La banque centrale des Etats-Unis (Fed) a choisi de se lier les mains en promettant deux années supplémentaires de taux d'intérêt directeur proche de zéro, faute de mieux pour soutenir l'économie dans l'immédiat.
"Au moins jusque mi-2013", soit après les élections présidentielle et législatives de novembre 2012 : c'est l'échéance promise par la Fed dans un communiqué mardi pour maintenir ce taux au niveau de 0% à 0,25% où il se trouve depuis décembre 2008.
Michael Gapen, de la banque Barclays, y voyait un "pas exceptionnel", et Inna Mufteeva, de Natixis, "un engagement intransigeant".
Avec la perspective de ces presque cinq ans de taux au plancher, la Fed entre dans des territoires seulement explorés avant elle par la Banque du Japon, dont le taux d'intérêt directeur n'a pas dépassé 0,5% depuis 1995.
Il y avait un paradoxe dans cette décision de recourir "au plus facile des outils de la politique monétaire à mettre en oeuvre", selon l'expression de Mme Mufteeva, "la communication".
Autant elle était destinée à donner un coup de pouce au moral des investisseurs, en permettant que les banques du pays empruntent quasi gratuitement pendant deux ans encore; autant elle révèle le peu de confiance de la banque centrale dans la croissance.
"Cet engagement diminue la souplesse de la Fed", soulignait Harm Bandholz, de la banque italienne UniCredit. Sans changer grand-chose à la donne : "Les marchés avaient déjà repoussé leurs prévisions de hausse des taux à fin 2012-début 2013, et les taux d'intérêt à long terme sont actuellement à des niveaux historiquement bas".
"Je pense que la date de 2013 est absurde. Nous aurons une élection l'année prochaine qui pourrait fortement infléchir la politique monétaire. Par ailleurs la Fed ne sait pas si une dépréciation supplémentaire du dollar augmentera les prix", affirmait à l'AFP Allan Meltzer, auteur d'une histoire de la Fed.
A très court terme, Wall Street a apprécié, terminant en très forte hausse mardi. A plus long terme, les effets de la politique dite "de taux d'intérêt zéro" sont très controversés.
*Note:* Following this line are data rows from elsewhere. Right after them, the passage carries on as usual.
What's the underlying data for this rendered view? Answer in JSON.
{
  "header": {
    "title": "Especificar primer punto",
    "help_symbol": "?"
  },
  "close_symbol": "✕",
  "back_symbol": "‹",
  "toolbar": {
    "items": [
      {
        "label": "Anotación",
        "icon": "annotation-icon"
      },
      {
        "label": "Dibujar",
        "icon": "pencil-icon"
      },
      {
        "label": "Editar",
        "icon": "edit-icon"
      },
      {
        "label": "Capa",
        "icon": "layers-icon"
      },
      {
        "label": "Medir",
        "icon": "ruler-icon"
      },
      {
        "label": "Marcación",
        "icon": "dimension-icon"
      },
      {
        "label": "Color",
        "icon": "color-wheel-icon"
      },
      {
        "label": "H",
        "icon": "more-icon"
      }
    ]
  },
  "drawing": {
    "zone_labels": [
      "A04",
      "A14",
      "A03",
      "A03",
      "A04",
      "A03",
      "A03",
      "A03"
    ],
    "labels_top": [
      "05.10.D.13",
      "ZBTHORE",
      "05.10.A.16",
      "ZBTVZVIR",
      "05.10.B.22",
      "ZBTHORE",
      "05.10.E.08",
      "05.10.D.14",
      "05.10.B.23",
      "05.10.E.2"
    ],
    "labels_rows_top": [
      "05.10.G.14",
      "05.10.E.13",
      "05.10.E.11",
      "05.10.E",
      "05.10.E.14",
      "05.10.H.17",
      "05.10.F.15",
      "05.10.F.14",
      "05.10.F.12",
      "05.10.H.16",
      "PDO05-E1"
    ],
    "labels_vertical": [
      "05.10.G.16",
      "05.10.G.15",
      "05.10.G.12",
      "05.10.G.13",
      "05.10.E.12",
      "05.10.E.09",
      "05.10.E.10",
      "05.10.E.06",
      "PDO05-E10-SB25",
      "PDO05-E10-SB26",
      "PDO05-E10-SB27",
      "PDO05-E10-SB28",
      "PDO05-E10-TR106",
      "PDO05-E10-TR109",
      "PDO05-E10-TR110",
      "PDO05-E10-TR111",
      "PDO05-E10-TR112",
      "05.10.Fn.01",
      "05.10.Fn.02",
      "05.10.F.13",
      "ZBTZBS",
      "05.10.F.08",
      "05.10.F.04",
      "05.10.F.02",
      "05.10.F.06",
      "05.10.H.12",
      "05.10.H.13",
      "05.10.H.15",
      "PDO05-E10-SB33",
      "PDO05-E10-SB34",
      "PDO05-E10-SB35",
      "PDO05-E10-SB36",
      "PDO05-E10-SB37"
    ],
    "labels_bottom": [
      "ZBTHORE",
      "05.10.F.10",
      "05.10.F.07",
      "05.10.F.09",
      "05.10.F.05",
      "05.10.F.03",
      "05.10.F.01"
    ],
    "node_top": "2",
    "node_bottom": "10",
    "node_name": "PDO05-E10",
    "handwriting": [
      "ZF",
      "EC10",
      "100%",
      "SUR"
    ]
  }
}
Le taux de chômage, à 7,3% quand elle a été lancée, est aujourd'hui à 9,1%.
Selon les promoteurs de cette politique, elle est pourtant la seule possible face à ce fléau. C'est la thèse du président de la Fed, Ben Bernanke.
Selon ses critiques, elle ne fait que conforter le secteur financier dans des paris stériles pour l'économie réelle.
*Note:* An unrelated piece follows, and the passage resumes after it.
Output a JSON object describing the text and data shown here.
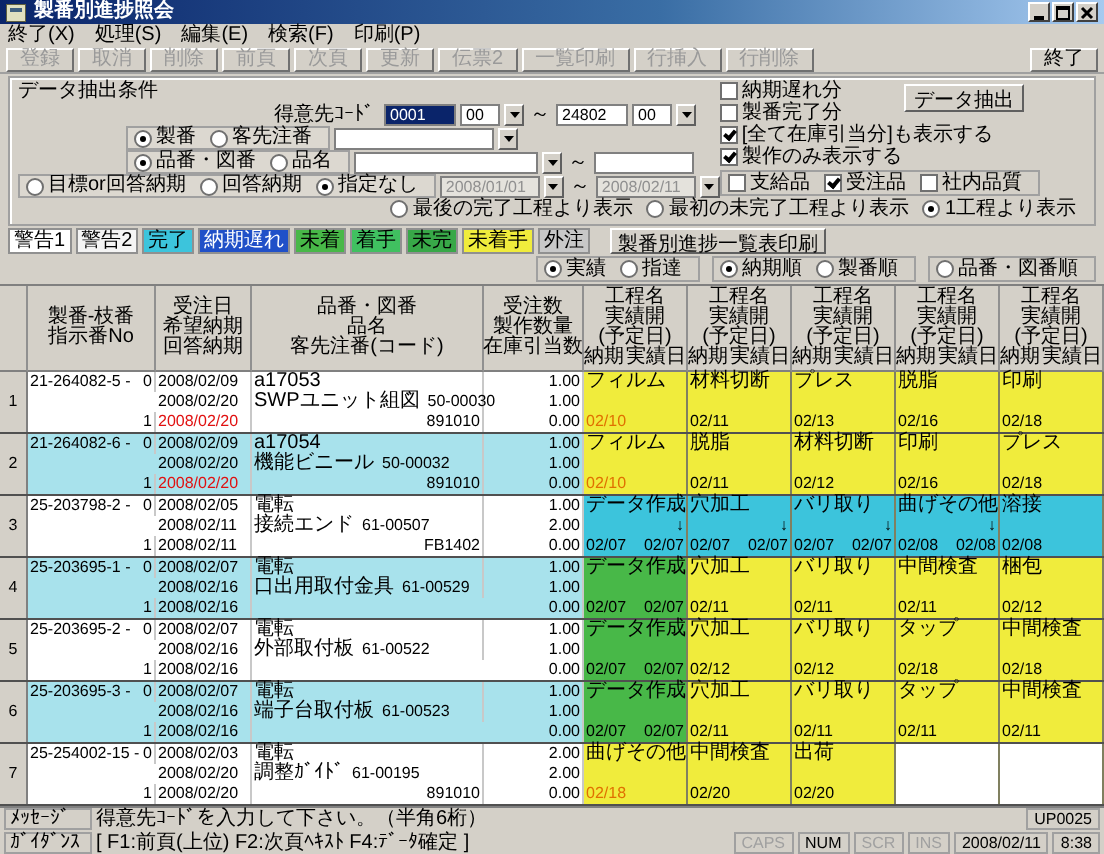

L'un des membres du comité politique monétaire de la Fed, Narayana Kocherlakota, un économiste respecté, a voté contre. Il expliquait dans un discours en août 2010 qu'un taux d'intérêt maintenu "trop longtemps" à zéro poussait l'économie vers la déflation, et déprimait donc l'activité.
Cet engagement jusqu'en 2013 a suscité trois votes contre le communiqué du comité de politique monétaire, du jamais vu depuis que l'instance a publié le premier en 1994. Pour trouver autant d'opposants, il faut remonter à 1992.
Pour Dan Greenhaus, du courtier BTIG, cité par le Wall Street Journal, ce vote était "assez proche d'une mutinerie".
Mais les analystes de Nomura ne voyaient pas cette contestation comme devant compliquer l'adoption de nouvelles mesures d'aides à l'économie discutée par la Fed.
"La décision de faire sortir le communiqué avec trois dissensions indique que M. Bernanke n'est pas paralysé par la peur d'avoir plus de deux voix discordantes. Donc s'il décidait qu'un nouvel assouplissement est nécessaire, il prendrait le risque d'avoir encore des dissensions", avançaient-ils.